Robots will become smarter and faster than humans, an Oxford University professor said recently.
And not only will robots be better than us at a lot of things, they'll eventually take over and make humans redundant, the professor reckons.
Dr. Stuart Armstrong, of Oxford's Future of Humanity Institute, thinks the future relationship between humans and robots is not going to turn out well for the humans.
Among the prophecies? Armstrong thinks humans could be wiped out because robots' Artificial General Intelligence (AGI) comprehension is going to be too literal. For example, the robots could interpret an instruction such as "prevent human suffering" as "kill all humans."
Likewise, an instruction like "keep humans safe and happy" could be interpreted as "entomb everyone in concrete coffins on heroin drips," Armstrong says.
The problem will be compounded by the fact that the robots will be considerably more powerful than humans, so humans won't be able to counter the machines.
Add speed to the equation and we're in trouble.

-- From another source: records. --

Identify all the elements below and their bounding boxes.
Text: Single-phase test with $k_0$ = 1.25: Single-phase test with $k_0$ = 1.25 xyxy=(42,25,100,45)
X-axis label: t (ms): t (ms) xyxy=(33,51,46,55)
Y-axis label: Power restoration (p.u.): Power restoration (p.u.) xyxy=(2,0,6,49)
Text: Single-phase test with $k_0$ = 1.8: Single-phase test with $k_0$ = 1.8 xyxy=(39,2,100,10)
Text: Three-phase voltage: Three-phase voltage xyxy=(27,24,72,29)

The robots will do everything at super-speed—much faster than humans can perform tasks.
In other words, conceivably, a robot could misinterpret the nuance of an instruction and complete a task—possibly in an undesirable way—before the human can explain better what's required.
AGI will do things "very, very fast," Armstrong said, being quoted in the Daily Mail newspaper.
The threat from artificial intelligence is "not just a Hollywood fantasy," Patrick Sawer says, writing in the Telegraph newspaper.
Another issue with robots, the Telegraph says, is that as the machines harness huge amounts of computing power they will eventually create global networks with each other.
They'll communicate without human interference, and that could be a problem. They could start making decisions among each other.
It doesn't stop there. Other problems Armstrong envisages, in addition to machines deliberately wiping out the human race because they don't understand the subtleties of our language, is that they won't understand moral codes. Humans find it difficult to separate right and wrong, so they are not good role models when it comes to behavior.
Plus, it's going to be difficult to tell if the artificial intelligence robots are developing a "benign or deadly direction," Armstrong said.
AGI technology might appear to be beneficial, like Apple's voice-control app Siri, but it has the potential to "logically take over," Armstrong thinks.
"Humans steer the future not because we're the strongest or the fastest, but because we're the smartest. When machines become smarter than humans, we'll be handing them the steering wheel," Armstrong said.
But it might not all be doom and gloom.
"Since when did an IT system work as well in practice as it did in the marketing blurb?" Telegraph commenter 123db says after reading Armstrong's remarks, implying that we shouldn't worry because the things aren't going to work anyway.
"Just make sure each machine comes with a giant fuse in an easy-to-remove location on the back of their heads," the commenter suggests.